Proactive Energy Management in Database Systems
Yuto Hayamizu (The University of Tokyo); Masaru Kitsuregawa (The University of Tokyo); Kazuo Goda (The University of Tokyo)
Abstract
Reducing carbon footprint of datacenters is an unavoidable challenge for sustainable IT infrastructure. As the core software for data processing and management, energy efficiency in database systems has arisen as an important research subject. The tradeoff between power consumption and performance has been extensively studied across various workloads and query optimization techniques have been proposed to improve energy efficiency. Utilization of general-purpose power management methods such as dynamic frequency/voltage scaling and device hibernation in the context of database systems has also been studied.
However, many other components that make up database systems still remain largely untouched from the perspective of energy management.
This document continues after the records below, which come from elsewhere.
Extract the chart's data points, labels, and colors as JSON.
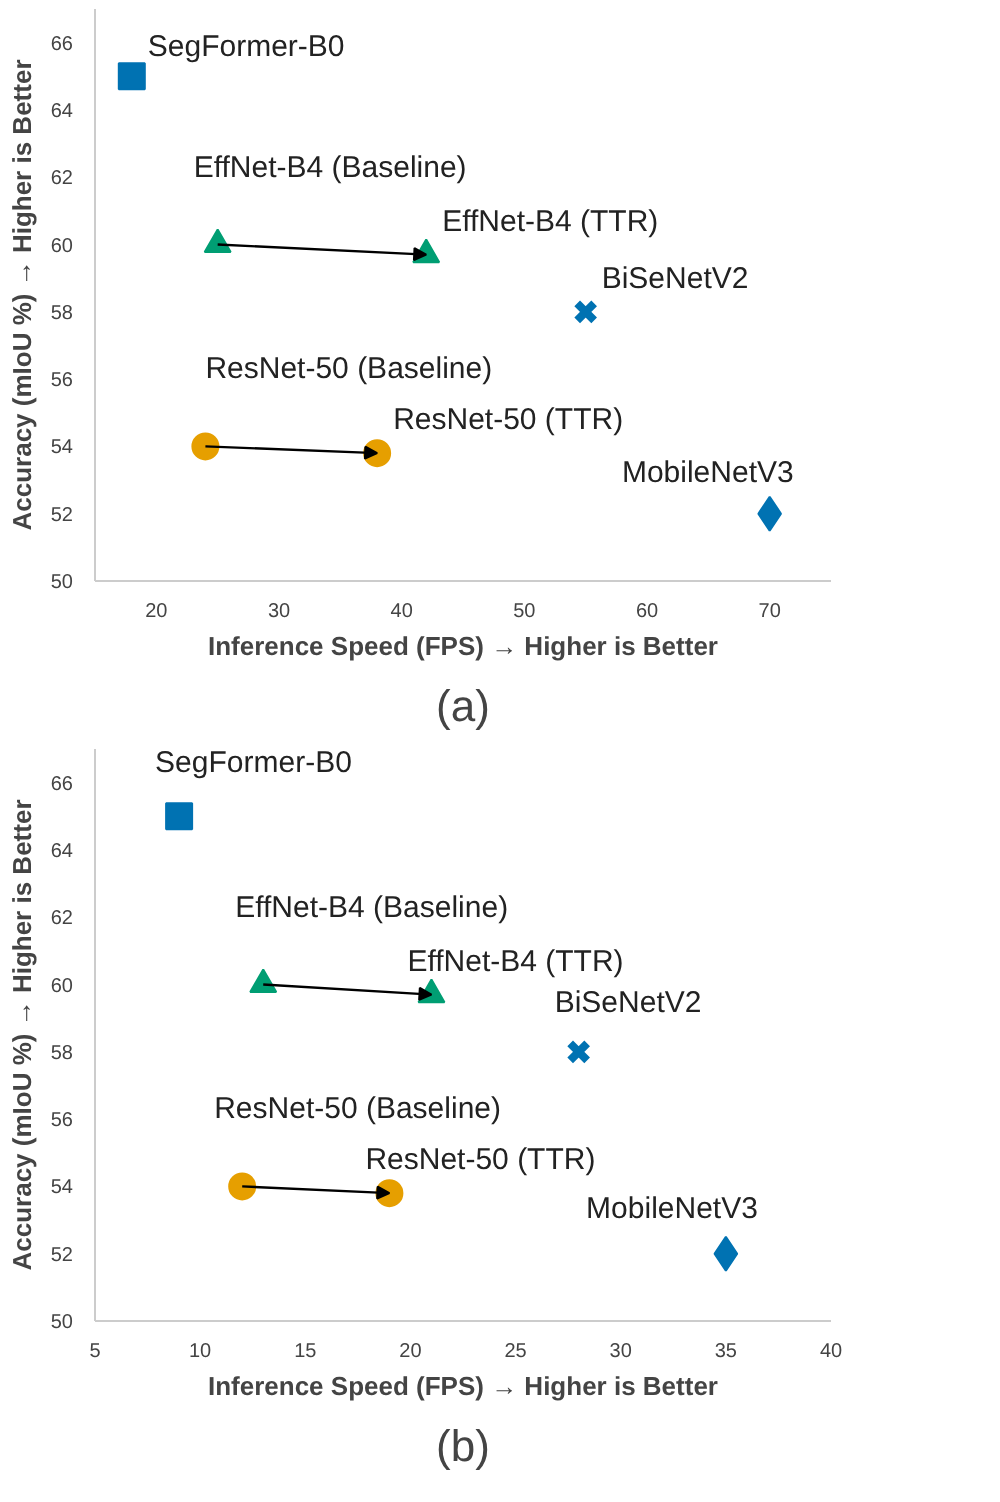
{
  "chart_data": [
    {
      "type": "scatter",
      "title": "(a)",
      "xlabel": "Inference Speed (FPS) → Higher is Better",
      "ylabel": "Accuracy (mIoU %) → Higher is Better",
      "xlim": [
        15,
        75
      ],
      "ylim": [
        50,
        67
      ],
      "xticks": [
        20,
        30,
        40,
        50,
        60,
        70
      ],
      "yticks": [
        50,
        52,
        54,
        56,
        58,
        60,
        62,
        64,
        66
      ],
      "series": [
        {
          "name": "SegFormer-B0",
          "color": "#0072b2",
          "marker": "square",
          "x": [
            18
          ],
          "values": [
            65
          ]
        },
        {
          "name": "EffNet-B4 (Baseline)",
          "color": "#009e73",
          "marker": "triangle",
          "x": [
            25
          ],
          "values": [
            60
          ]
        },
        {
          "name": "EffNet-B4 (TTR)",
          "color": "#009e73",
          "marker": "triangle",
          "x": [
            42
          ],
          "values": [
            59.7
          ]
        },
        {
          "name": "BiSeNetV2",
          "color": "#0072b2",
          "marker": "cross",
          "x": [
            55
          ],
          "values": [
            58
          ]
        },
        {
          "name": "ResNet-50 (Baseline)",
          "color": "#e69f00",
          "marker": "circle",
          "x": [
            24
          ],
          "values": [
            54
          ]
        },
        {
          "name": "ResNet-50 (TTR)",
          "color": "#e69f00",
          "marker": "circle",
          "x": [
            38
          ],
          "values": [
            53.8
          ]
        },
        {
          "name": "MobileNetV3",
          "color": "#0072b2",
          "marker": "diamond",
          "x": [
            70
          ],
          "values": [
            52
          ]
        }
      ]
    },
    {
      "type": "scatter",
      "title": "(b)",
      "xlabel": "Inference Speed (FPS) → Higher is Better",
      "ylabel": "Accuracy (mIoU %) → Higher is Better",
      "xlim": [
        5,
        40
      ],
      "ylim": [
        50,
        67
      ],
      "xticks": [
        5,
        10,
        15,
        20,
        25,
        30,
        35,
        40
      ],
      "yticks": [
        50,
        52,
        54,
        56,
        58,
        60,
        62,
        64,
        66
      ],
      "series": [
        {
          "name": "SegFormer-B0",
          "color": "#0072b2",
          "marker": "square",
          "x": [
            9
          ],
          "values": [
            65
          ]
        },
        {
          "name": "EffNet-B4 (Baseline)",
          "color": "#009e73",
          "marker": "triangle",
          "x": [
            13
          ],
          "values": [
            60
          ]
        },
        {
          "name": "EffNet-B4 (TTR)",
          "color": "#009e73",
          "marker": "triangle",
          "x": [
            21
          ],
          "values": [
            59.7
          ]
        },
        {
          "name": "BiSeNetV2",
          "color": "#0072b2",
          "marker": "cross",
          "x": [
            28
          ],
          "values": [
            58
          ]
        },
        {
          "name": "ResNet-50 (Baseline)",
          "color": "#e69f00",
          "marker": "circle",
          "x": [
            12
          ],
          "values": [
            54
          ]
        },
        {
          "name": "ResNet-50 (TTR)",
          "color": "#e69f00",
          "marker": "circle",
          "x": [
            19
          ],
          "values": [
            53.8
          ]
        },
        {
          "name": "MobileNetV3",
          "color": "#0072b2",
          "marker": "diamond",
          "x": [
            35
          ],
          "values": [
            52
          ]
        }
      ]
    }
  ]
}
Energy-oriented behavioral changes in these components can unlock the potential for further energy management.
This paper explores the opportunity that database systems can proactively manage energy consumption during query execution. We particularly focused on the query execution and storage management layers, which largely determine the behavior of the system during query execution. We propose an initial design of the query execution model that proactively manages energy consumption coupled with the energy-aware storage layout. Our prototype using PostgreSQL demonstrated up to 29.6% energy reduction with 7.6% execution time overhead in an empirical evaluation using TPC-H benchmark. We also discuss the future directions of proactive energy management in database systems.